C'était très court, en effet, et non moins clair. On avait profité de notre absence pour éliminer la plus cruciale de nos exigences, c'est-à-dire le droit à la compensation financière en cas de retrait. Le coup de poignard au milieu de la nuit. Pour prix de leur consentement, les autres étaient parvenus à arracher quelques concessions qui affaiblissaient sérieusement quelques dispositions de la charte (…) Bien plus que le contenu, c'est le procédé qui était intolérable. Le 20 mai 80 (le référendum) avait été jour de deuil, infiniment triste. Ce 5 novembre 81, c'était jour de rage et de honte. Nous étions trahis par des hommes qui n'avaient pas hésité à déchirer leur propre signature. En cachette. Sans donner au moins la peine de nous prévenir. (…) Bernés par Trudeau, lâchés par les autres, nous n'avions plus qu'à leur dire brièvement notre façon de penser avant de retourner à Québec.

Tout autour de la grande table de conférence, sauf dans notre coin, ce n'étaient que congratulations et gros éclats de rire. (…) "Je regrette infiniment, leur dis-je, de voir le Québec se retrouver à cette place que le régime fédéral s'est fait une tradition de lui réserver: une fois de plus, le Québec est tout seul. C'est au peuple de chez nous qu'il appartient maintenant d'en tirer les conclusions. Quand il les fera connaître, je crois qu'on perdra vite le goût des petites réjouissances auxquelles on s'adonne en ce moment."

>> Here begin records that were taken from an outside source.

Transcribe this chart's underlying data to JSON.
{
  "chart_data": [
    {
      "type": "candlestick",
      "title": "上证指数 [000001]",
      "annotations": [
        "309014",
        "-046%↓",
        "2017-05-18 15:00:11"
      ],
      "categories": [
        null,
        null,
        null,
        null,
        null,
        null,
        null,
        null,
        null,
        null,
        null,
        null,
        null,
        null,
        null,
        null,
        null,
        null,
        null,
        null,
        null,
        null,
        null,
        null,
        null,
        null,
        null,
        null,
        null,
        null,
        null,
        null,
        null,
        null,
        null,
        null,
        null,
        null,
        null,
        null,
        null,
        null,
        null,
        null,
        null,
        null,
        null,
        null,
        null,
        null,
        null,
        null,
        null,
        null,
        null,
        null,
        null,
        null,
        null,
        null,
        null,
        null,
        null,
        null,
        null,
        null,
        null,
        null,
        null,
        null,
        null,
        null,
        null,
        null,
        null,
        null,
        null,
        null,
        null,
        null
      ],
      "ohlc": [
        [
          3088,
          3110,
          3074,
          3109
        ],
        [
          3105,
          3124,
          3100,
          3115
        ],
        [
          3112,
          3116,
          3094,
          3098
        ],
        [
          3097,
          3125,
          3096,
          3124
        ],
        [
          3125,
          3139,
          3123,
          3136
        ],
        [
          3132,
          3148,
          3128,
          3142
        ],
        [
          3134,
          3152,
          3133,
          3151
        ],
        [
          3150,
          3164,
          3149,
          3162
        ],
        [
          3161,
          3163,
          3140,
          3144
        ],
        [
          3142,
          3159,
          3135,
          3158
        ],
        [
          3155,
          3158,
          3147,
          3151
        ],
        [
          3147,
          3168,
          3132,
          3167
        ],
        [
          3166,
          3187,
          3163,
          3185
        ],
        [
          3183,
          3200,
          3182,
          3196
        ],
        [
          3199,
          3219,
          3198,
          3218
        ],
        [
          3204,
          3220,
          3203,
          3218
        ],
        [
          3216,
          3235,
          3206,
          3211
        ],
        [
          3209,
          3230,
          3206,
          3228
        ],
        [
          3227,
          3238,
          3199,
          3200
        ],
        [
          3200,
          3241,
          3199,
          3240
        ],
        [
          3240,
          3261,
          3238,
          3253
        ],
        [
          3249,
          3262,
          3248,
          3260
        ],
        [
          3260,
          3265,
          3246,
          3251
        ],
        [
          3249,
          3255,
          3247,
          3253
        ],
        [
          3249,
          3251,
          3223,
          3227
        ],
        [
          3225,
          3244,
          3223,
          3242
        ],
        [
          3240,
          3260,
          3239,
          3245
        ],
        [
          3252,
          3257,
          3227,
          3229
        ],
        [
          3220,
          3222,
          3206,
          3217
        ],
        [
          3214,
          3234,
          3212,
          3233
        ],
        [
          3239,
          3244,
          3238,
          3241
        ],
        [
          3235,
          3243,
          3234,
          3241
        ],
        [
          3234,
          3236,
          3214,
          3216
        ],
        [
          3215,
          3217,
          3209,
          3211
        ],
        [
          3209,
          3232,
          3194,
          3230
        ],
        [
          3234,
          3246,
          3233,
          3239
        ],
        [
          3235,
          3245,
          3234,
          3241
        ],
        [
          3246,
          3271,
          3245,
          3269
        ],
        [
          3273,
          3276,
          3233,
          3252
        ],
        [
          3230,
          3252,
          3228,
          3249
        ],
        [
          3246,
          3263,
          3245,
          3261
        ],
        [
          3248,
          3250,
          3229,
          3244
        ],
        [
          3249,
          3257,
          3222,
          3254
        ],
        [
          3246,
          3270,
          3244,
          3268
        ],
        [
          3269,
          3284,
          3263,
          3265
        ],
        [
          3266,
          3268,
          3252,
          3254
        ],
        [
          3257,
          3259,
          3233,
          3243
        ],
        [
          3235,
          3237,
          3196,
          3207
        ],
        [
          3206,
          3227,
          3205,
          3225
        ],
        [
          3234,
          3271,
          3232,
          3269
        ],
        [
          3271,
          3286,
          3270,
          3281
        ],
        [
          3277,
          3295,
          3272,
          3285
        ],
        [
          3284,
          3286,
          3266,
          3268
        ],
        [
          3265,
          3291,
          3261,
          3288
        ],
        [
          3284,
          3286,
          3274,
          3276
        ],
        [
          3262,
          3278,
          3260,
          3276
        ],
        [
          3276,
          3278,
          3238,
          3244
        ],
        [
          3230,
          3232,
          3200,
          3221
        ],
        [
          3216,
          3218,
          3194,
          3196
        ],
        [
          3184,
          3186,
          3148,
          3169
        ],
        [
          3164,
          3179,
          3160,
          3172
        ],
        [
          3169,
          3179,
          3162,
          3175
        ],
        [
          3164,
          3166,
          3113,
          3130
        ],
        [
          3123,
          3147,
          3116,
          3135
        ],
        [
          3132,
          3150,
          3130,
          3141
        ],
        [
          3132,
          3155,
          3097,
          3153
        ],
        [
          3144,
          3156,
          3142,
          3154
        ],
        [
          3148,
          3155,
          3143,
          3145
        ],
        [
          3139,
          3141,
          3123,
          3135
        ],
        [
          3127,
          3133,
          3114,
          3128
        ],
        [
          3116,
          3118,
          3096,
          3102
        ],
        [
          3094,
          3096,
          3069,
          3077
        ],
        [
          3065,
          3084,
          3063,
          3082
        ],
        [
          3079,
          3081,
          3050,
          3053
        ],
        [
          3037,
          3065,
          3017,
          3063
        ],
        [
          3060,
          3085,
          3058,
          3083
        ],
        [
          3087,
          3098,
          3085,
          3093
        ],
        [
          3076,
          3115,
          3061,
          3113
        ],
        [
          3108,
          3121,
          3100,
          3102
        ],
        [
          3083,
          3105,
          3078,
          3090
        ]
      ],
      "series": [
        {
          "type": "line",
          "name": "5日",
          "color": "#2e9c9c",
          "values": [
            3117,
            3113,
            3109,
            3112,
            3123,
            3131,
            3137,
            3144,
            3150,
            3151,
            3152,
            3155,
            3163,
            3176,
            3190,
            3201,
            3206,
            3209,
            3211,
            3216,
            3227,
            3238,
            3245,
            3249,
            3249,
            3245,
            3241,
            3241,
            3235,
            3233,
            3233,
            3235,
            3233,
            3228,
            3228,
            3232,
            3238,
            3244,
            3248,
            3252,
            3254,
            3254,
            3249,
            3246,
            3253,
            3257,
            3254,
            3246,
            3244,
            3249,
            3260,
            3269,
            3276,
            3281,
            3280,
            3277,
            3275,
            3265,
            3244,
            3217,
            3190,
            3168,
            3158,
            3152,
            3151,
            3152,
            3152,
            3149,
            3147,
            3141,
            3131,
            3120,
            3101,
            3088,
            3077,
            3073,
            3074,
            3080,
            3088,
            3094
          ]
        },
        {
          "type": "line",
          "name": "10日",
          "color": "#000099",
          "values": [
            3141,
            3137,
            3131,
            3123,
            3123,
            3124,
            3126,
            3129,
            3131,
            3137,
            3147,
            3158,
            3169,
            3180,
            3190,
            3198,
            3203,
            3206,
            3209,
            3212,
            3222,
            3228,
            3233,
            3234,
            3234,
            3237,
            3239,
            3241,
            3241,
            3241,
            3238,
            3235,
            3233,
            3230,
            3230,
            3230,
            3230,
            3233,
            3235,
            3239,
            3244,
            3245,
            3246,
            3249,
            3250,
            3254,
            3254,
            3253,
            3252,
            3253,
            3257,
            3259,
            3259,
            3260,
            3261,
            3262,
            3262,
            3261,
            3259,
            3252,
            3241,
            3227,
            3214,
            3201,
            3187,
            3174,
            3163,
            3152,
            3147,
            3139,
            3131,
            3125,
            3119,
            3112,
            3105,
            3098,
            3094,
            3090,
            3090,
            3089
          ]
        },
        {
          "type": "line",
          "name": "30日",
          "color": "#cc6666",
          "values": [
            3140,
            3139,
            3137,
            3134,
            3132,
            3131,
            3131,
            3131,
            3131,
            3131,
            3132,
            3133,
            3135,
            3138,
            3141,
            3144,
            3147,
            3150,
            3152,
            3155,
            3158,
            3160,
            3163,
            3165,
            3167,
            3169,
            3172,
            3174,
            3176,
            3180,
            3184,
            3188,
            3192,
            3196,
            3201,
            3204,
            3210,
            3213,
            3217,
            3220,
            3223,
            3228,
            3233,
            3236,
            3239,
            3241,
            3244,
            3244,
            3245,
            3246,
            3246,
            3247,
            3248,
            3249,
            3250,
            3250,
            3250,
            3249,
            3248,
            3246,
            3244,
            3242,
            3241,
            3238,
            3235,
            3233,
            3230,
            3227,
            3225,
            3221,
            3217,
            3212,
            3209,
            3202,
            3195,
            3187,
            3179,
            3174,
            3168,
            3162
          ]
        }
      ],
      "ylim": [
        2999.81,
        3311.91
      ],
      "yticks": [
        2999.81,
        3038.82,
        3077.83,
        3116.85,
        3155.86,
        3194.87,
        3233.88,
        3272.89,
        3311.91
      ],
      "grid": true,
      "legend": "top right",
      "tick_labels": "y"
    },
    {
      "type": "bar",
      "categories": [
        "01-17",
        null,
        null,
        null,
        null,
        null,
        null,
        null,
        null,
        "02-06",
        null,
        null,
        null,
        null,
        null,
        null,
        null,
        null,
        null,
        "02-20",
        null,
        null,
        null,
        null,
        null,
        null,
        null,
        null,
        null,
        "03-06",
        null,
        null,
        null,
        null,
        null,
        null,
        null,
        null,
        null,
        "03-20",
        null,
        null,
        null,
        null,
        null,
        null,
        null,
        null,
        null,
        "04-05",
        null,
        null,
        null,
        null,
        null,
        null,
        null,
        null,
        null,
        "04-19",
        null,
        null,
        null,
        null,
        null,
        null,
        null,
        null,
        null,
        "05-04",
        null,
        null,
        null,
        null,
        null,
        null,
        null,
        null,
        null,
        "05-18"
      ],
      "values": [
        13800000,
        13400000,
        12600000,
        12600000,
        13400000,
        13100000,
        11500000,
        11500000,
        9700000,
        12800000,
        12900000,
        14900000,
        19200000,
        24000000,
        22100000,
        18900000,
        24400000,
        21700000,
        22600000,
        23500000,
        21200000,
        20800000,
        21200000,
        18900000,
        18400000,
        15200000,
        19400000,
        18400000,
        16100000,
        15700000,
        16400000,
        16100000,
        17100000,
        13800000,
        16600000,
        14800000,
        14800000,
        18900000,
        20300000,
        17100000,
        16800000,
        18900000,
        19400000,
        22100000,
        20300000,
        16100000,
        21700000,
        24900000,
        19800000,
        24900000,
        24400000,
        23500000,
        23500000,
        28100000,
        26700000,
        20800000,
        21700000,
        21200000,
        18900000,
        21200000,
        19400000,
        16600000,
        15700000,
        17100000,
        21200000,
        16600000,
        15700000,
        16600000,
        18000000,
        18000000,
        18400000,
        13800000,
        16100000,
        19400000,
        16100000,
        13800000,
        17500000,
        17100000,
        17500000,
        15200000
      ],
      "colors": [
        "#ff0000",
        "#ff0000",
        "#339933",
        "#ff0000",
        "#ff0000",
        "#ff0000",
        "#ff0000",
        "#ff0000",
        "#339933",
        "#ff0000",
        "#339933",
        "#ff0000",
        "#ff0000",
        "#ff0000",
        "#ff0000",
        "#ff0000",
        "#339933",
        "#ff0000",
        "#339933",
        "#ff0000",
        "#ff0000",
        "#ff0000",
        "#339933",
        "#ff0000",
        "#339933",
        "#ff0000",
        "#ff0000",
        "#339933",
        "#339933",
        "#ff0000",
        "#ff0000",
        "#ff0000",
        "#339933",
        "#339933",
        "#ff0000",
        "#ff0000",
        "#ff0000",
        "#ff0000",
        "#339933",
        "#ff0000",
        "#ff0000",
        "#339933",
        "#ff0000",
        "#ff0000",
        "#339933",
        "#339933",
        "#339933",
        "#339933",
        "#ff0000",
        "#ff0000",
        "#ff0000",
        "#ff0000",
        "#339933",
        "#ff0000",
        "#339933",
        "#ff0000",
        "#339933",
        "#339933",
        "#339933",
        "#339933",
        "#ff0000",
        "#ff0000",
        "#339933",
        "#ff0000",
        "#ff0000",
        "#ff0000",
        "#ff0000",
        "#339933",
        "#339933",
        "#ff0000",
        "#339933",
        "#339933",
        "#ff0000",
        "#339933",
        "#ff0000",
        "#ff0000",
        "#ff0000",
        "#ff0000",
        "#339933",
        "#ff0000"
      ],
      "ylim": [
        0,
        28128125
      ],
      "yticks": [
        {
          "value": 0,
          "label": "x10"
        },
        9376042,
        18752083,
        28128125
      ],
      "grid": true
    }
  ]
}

(extrait de ATTENDEZ QUE JE ME RAPPELLE…, René Lévesque, Québec/Amérique, 1986.)




TRUDEAU
Pierre E. Trudeau
Pierre Trudeau écrit pour sa part:

Chrétien et ses deux collègues provinciaux avaient tracé le cadre d'une proposition qui répondait à l'essentiel de nos exigences. Je décidai finalement de me rallier et je déclarai à mes ministres: "D'accord. J'autorise Chrétien à négocier une entente à partir de ces données. Mais le marché a besoin d'être un bon marché!" En le reconduisant vers la porte, j'ajoutai pour Chrétien: "Jean, si tu rallies à ta solution sept provinces représentant 50% de la population, il se peut que je l'accepte." Et j'allai me mettre au lit.

C'est le téléphone qui me réveilla le lendemain, vers sept heures. Chrétien me proposait de déjeuner avec lui; toutes les provinces, à l'exception du Québec, acceptaient sa proposition. À la reprise des travaux, deux heures plus tard, le 5 novembre 1981, j'invitai Brian Peckford, premier ministre de Terre-Neuve (qui ne saisit pas, je crois, l'ironie de ma démarche), à lire à voix haute les termes de l'entente puisque, de son propre aveu, c'est lui qui se situait le plus près de René Lévesque par sa conception du Canada.


Puis je me tournai vers Lévesque: "Allez, lui dis-je, un geste! Étonne-moi. Tu as perdu cette manche mais fais un grand geste maintenant. Rallie-toi et nous allons prendre cette décision à l'unanimité." Il s'abandonna alors à ses émotions. Il allait plus tard décrire ce moment comme "le jour de la colère et de la honte… joué par Trudeau et trahi par les autres…" Bref, il ne montra pas grand intérêt pour mon ultime appel. À midi, nous étions neuf pour signer l'accord, porter quelques toasts et ajourner la conférence.

(extrait de MÉMOIRES POLITIQUES, Pierre Elliott Trudeau, Le Jour, 1993.)